In recent studies, 33 anthropometric dimensions, including weight, indicated that most of the dimensions of male older farmers had a larger size than female older farmers (Table 1). This finding is similar to previous studies [5,8,13,22,33], which demonstrated a significant difference in dimensions between male and female older people. A study by Obi [4] concluded that some farm equipment/tools might not comfortably fit the hands of different in gender and age groups. The finding supports previous literature demonstrating that some women’s anatomical and physiological characteristics may place them at specific risk for farm injuries [34]. For this reason, it seems appropriate that farm tools and equipment function best and are the safest and easiest to operate when they fit the user. It can be concluded that farm workplace tools/equipment should be considered separately when being provided to older farmers. For designing an agricultural work station, it is necessary to obtain relevant information about the task performance, equipment, working posture, and environment [35]. A pathway to prevent work-related musculoskeletal injuries among elderly farmers may be created in this way.
Table 2 and Table 3 present eight anthropometric body dimensions in male and female elderly populations in different countries. This study indicated that in older Thai people, each body dimensions were more prominent than in the elderly Malaysian population [16]. There is a slight difference in the elderly Indonesian population [5]. They are smaller than the elderly populations in the Philippines [21], China [22], Japan [23], and Australia [25]. Furthermore, elderly Thai people are smaller than the elderly in Singapore [8], Korea [24], Britain, and the USA. [26]. It can be observed that older Southeast Asia populations have smaller body sizes compared with European and American populations. These results match those demonstrated in earlier studies [5,8,11]. Most agricultural machinery, tools, and equipment come from industrialized countries capable of producing them. These tools are designed based on their own anthropometric dimensions, rather than those of the importing countries [12,19]. Obi [4] mentioned that differences in all anthropometric dimensions of different nationalities emphasize the usefulness of this study in the design context of agricultural tools and implements. This implies that manufacturers of devices and implements should consider the anthropometry of the elderly in their design processes. Therefore, the agricultural environment and tools must be designed and organized in accordance with the user’s anthropometric data [36,37]. For this reason, the current study reports that the anthropometric information of older farmers has significant differences and is essential when compared with the body proportion data in each country.
Traditional agricultural workers participate in many agricultural operations in Thailand, from land preparation to post-harvest operations. They use different workplaces, farm tools, machinery, and equipment. Several unnatural work positions are performed in agriculture, especially in rural areas. Strains and sprains are caused by excessive reaching, bending, lifting, gripping, squatting, or twisting of the hands, shoulders, or body [38]. Biomechanical research shows that high spinal compression forces occur in stooped postures.

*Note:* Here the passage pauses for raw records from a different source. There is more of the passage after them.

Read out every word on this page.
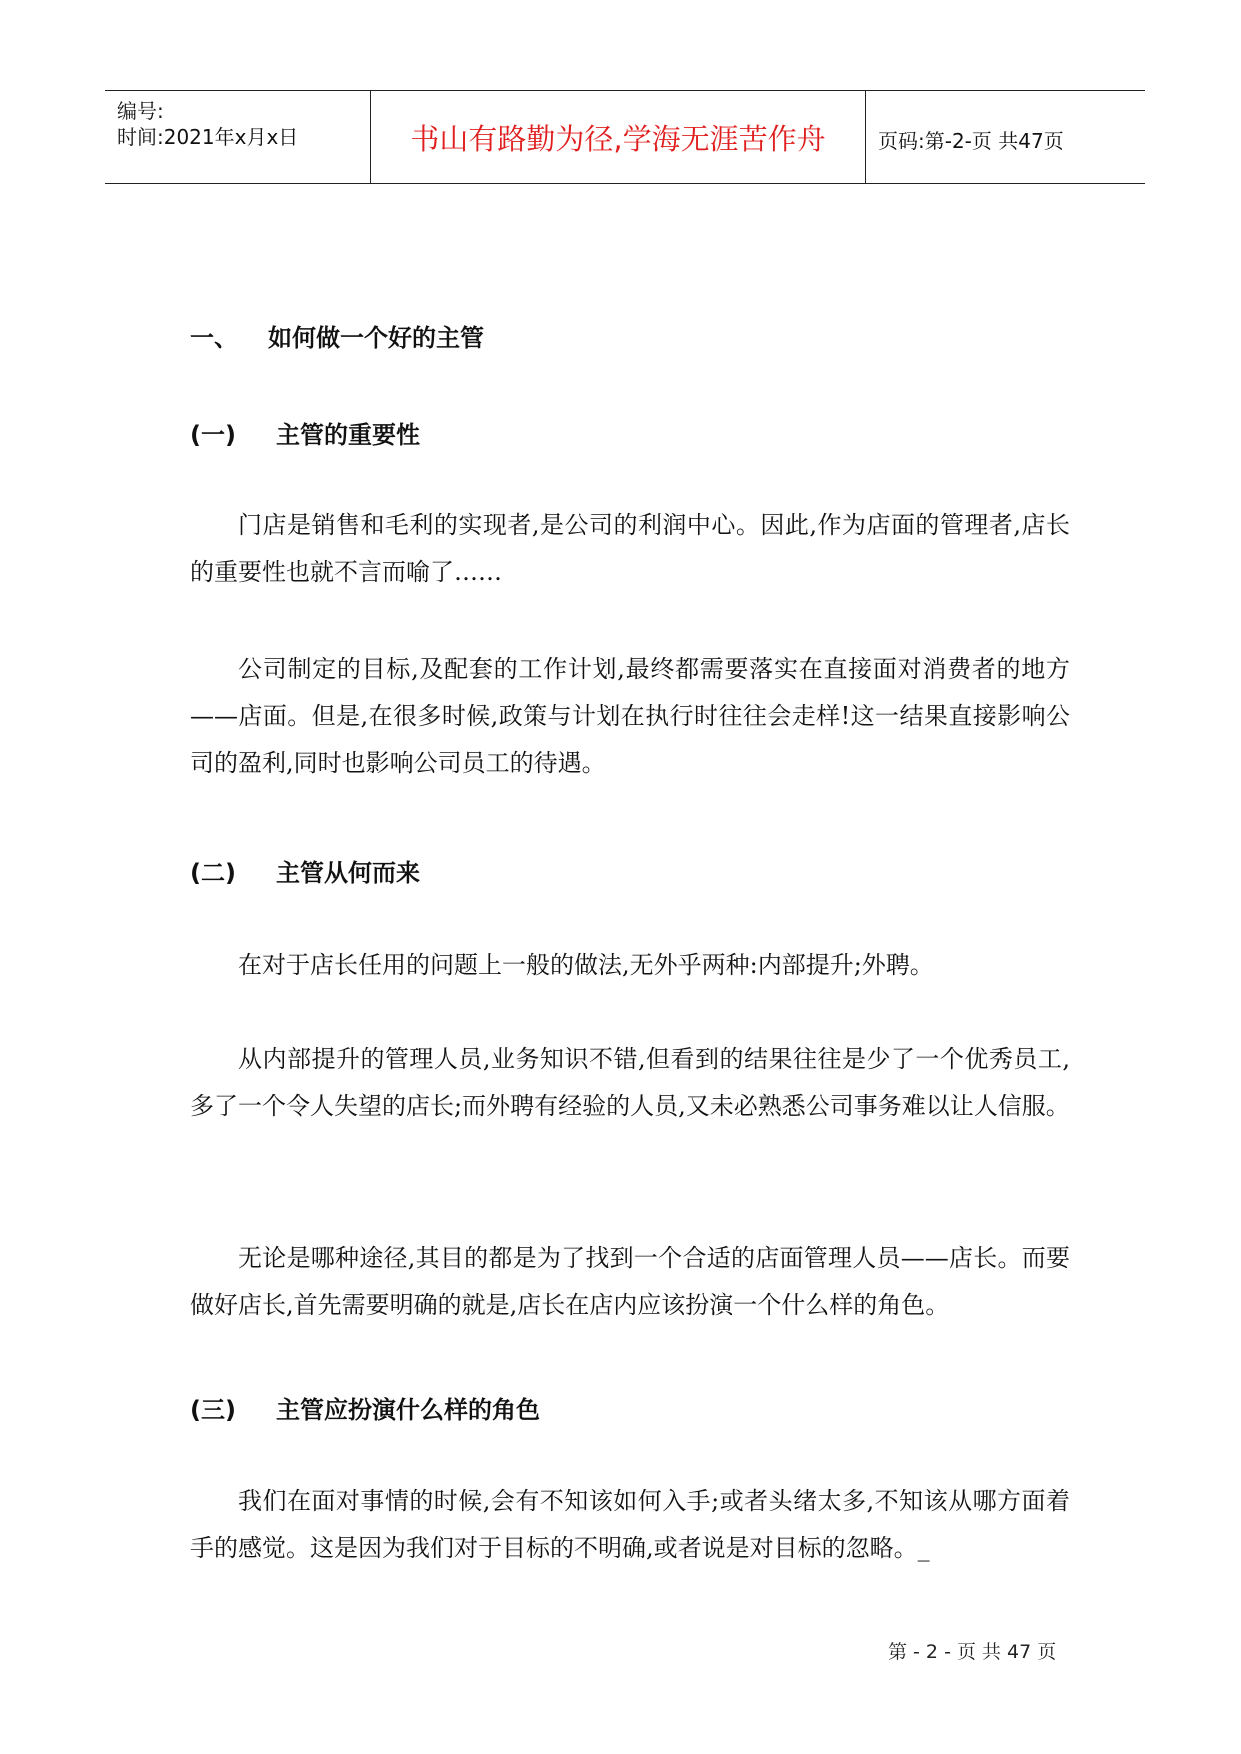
编号:
时间:2021年x月x日	书山有路勤为径,学海无涯苦作舟	页码:第-2-页 共47页
一、 如何做一个好的主管
(一) 主管的重要性

门店是销售和毛利的实现者,是公司的利润中心。因此,作为店面的管理者,店长的重要性也就不言而喻了……

公司制定的目标,及配套的工作计划,最终都需要落实在直接面对消费者的地方——店面。但是,在很多时候,政策与计划在执行时往往会走样!这一结果直接影响公司的盈利,同时也影响公司员工的待遇。

(二) 主管从何而来

在对于店长任用的问题上一般的做法,无外乎两种:内部提升;外聘。

从内部提升的管理人员,业务知识不错,但看到的结果往往是少了一个优秀员工,多了一个令人失望的店长;而外聘有经验的人员,又未必熟悉公司事务难以让人信服。

无论是哪种途径,其目的都是为了找到一个合适的店面管理人员——店长。而要做好店长,首先需要明确的就是,店长在店内应该扮演一个什么样的角色。

(三) 主管应扮演什么样的角色

我们在面对事情的时候,会有不知该如何入手;或者头绪太多,不知该从哪方面着手的感觉。这是因为我们对于目标的不明确,或者说是对目标的忽略。_

第 - 2 - 页 共 47 页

Sustained or repeated flexion of the spine may disturb the neuromuscular stability of the lower back and increase the risk of fatigue, leaving the back more vulnerable to injury [39,40]. Macleod [26] mentioned that a neutral posture is the optimal position for each joint as it provides the most strength, the most control over movements, and the least physical stress on the joint and surrounding tissue. This claim supports previous literature that concluded that repetitive movements in awkward postures, such as stooping and kneeling, individual characteristics, and improper tool design, were observed to contribute to the pathogenesis of MSDs [41]. Thus, efficient use of farm tools and machines requires proper design so as to increase the work efficiency, safety, and comfort of the users [4,26,31]. Therefore, redesigning farm work to avoid kneeling or stooping and achieving work-based line anthropometric data should be considered.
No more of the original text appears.